With that aside, the focus and priorities highlighted by Kendall, Allvin and Saltzman echoed the ones that have been voiced before. That the services must modernize to account for and meet China’s actions and its growing military and position the services to meet the challenge. The three leaders provided insight and analysis on the Department’s recently released $217.5 billion budget request for the 2025 fiscal year which begins October 1. They spoke about the trade-offs that were made and how the spending fits into the nation’s larger national security strategy and why having a new budget in place on time is critical.  


“The simultaneous demands of strategic competition with an aggressive and increasingly capable (China) and persistent, acute threats from around the globe require the Air Force to maximize the readiness of today’s forces, while adapting our structures and processes to offer the best opportunity to prevail in an environment of enduring great power competition,” Allvin said, adding, “Time is not on our side.” 


In describing the plans and needs for space, Saltzman was as clear and emphatic as he was in early congressional appearances. He also highlighted a new strategy the Space Force recently unveiled to better use commercial space firms to help the service achieve missions and develop new, more sophisticated equipment faster. Lawmakers offered general praise for the effort. 


“Against a near-peer adversary, space superiority is the linchpin.  Without it, we cannot deter conflict.  Without it, we cannot provide vital effects.  Without it, we cannot protect the joint force.  Until we have built the infrastructure to achieve space superiority, the Space Force is a work in progress,” he said. 


For space, Saltzman said, “Our budget request is designed to build, train and equip the forces we need to perform each activity, preserving freedom of action in space while deterring and denying adversarial objectives.” 
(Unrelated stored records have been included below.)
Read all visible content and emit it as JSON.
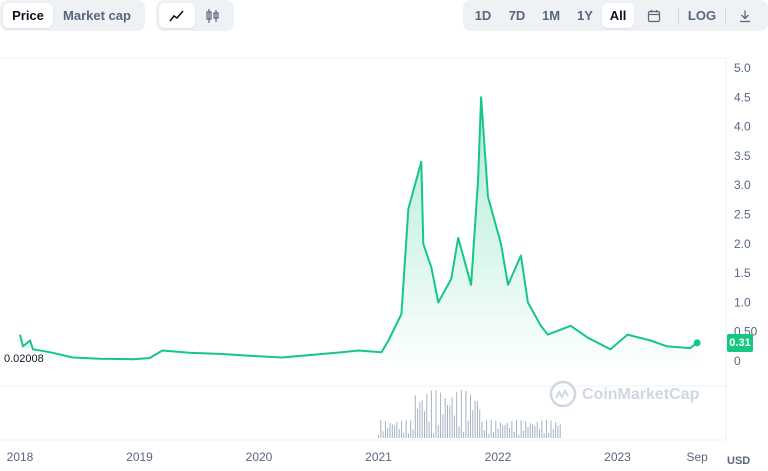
{
  "toolbar": {
    "metric_tabs": [
      "Price",
      "Market cap"
    ],
    "active_metric": "Price",
    "range_tabs": [
      "1D",
      "7D",
      "1M",
      "1Y",
      "All"
    ],
    "active_range": "All",
    "log_label": "LOG",
    "chart_type_icons": [
      "line-chart-icon",
      "candlestick-icon"
    ],
    "extra_icons": [
      "calendar-icon",
      "download-icon"
    ]
  },
  "chart_data": {
    "type": "area",
    "title": "",
    "xlabel": "",
    "ylabel": "",
    "unit": "USD",
    "ylim": [
      0,
      5.0
    ],
    "y_ticks": [
      "0",
      "0.50",
      "1.0",
      "1.5",
      "2.0",
      "2.5",
      "3.0",
      "3.5",
      "4.0",
      "4.5",
      "5.0"
    ],
    "x_ticks": [
      "2018",
      "2019",
      "2020",
      "2021",
      "2022",
      "2023",
      "Sep"
    ],
    "current_price": "0.31",
    "min_label": "0.02008",
    "watermark": "CoinMarketCap",
    "series": [
      {
        "color": "#16c784",
        "points": [
          [
            "2018-01",
            0.45
          ],
          [
            "2018-01",
            0.25
          ],
          [
            "2018-02",
            0.35
          ],
          [
            "2018-02",
            0.2
          ],
          [
            "2018-04",
            0.15
          ],
          [
            "2018-06",
            0.06
          ],
          [
            "2018-09",
            0.04
          ],
          [
            "2018-12",
            0.03
          ],
          [
            "2019-02",
            0.05
          ],
          [
            "2019-03",
            0.18
          ],
          [
            "2019-06",
            0.14
          ],
          [
            "2019-09",
            0.12
          ],
          [
            "2019-12",
            0.09
          ],
          [
            "2020-03",
            0.06
          ],
          [
            "2020-06",
            0.1
          ],
          [
            "2020-09",
            0.15
          ],
          [
            "2020-11",
            0.18
          ],
          [
            "2021-01",
            0.15
          ],
          [
            "2021-02",
            0.35
          ],
          [
            "2021-03",
            0.8
          ],
          [
            "2021-04",
            2.6
          ],
          [
            "2021-05",
            3.4
          ],
          [
            "2021-05",
            2.0
          ],
          [
            "2021-06",
            1.6
          ],
          [
            "2021-07",
            1.0
          ],
          [
            "2021-08",
            1.4
          ],
          [
            "2021-09",
            2.1
          ],
          [
            "2021-10",
            1.3
          ],
          [
            "2021-11",
            3.1
          ],
          [
            "2021-11",
            4.5
          ],
          [
            "2021-12",
            2.8
          ],
          [
            "2022-01",
            2.0
          ],
          [
            "2022-02",
            1.3
          ],
          [
            "2022-03",
            1.8
          ],
          [
            "2022-04",
            1.0
          ],
          [
            "2022-05",
            0.6
          ],
          [
            "2022-06",
            0.45
          ],
          [
            "2022-08",
            0.6
          ],
          [
            "2022-10",
            0.4
          ],
          [
            "2022-12",
            0.2
          ],
          [
            "2023-02",
            0.45
          ],
          [
            "2023-04",
            0.35
          ],
          [
            "2023-06",
            0.25
          ],
          [
            "2023-08",
            0.22
          ],
          [
            "2023-09",
            0.31
          ]
        ]
      }
    ]
  }
}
As is typical, questions from lawmakers during the House hearing, which lasted nearly 2 ½ hours, were varied and diverse, touching on topics ranging from the utility of a three-legged nuclear deterrent to mission capable rates for the frontline F-35 fighter, to the analysis driving decisions to divest planes and platforms to changes in recruiting and retention. From the two hearings this week came questions about diversity and equality programs, the Space Force’s plans for space functions currently assigned within the Air National Guard, and more local concerns such as plans for bases in Michigan and Nebraska. 


Kendall said the nuclear triad of land based ballistic missiles, submarine launched missiles and, finally, weapons attached to aircraft remains a valid approach. That system, he said, ensures the U.S. retains the ability to respond if needed and that certainty underwrites nuclear deterrence that has been successful for generations. 


In response to repeated questions about Space Force’s preference to transition Guardsmen to part-time Guardian positions within the Space Force in place of creating a Space National Guard, Kendall said the vigorous debate was out of proportion to the actual effect since only an estimated 600 personnel would be affected.  


Additionally, he said that the personnel would operate much like they would if in the National Guard and that using a new law approved last year is more effective and efficient. 


“It’s a shame this has become politicized,” Kendall said, noting that the law Congress approved last year gives Space Force flexibility in managing part time Guardians while avoiding additional bureaucracy and overhead.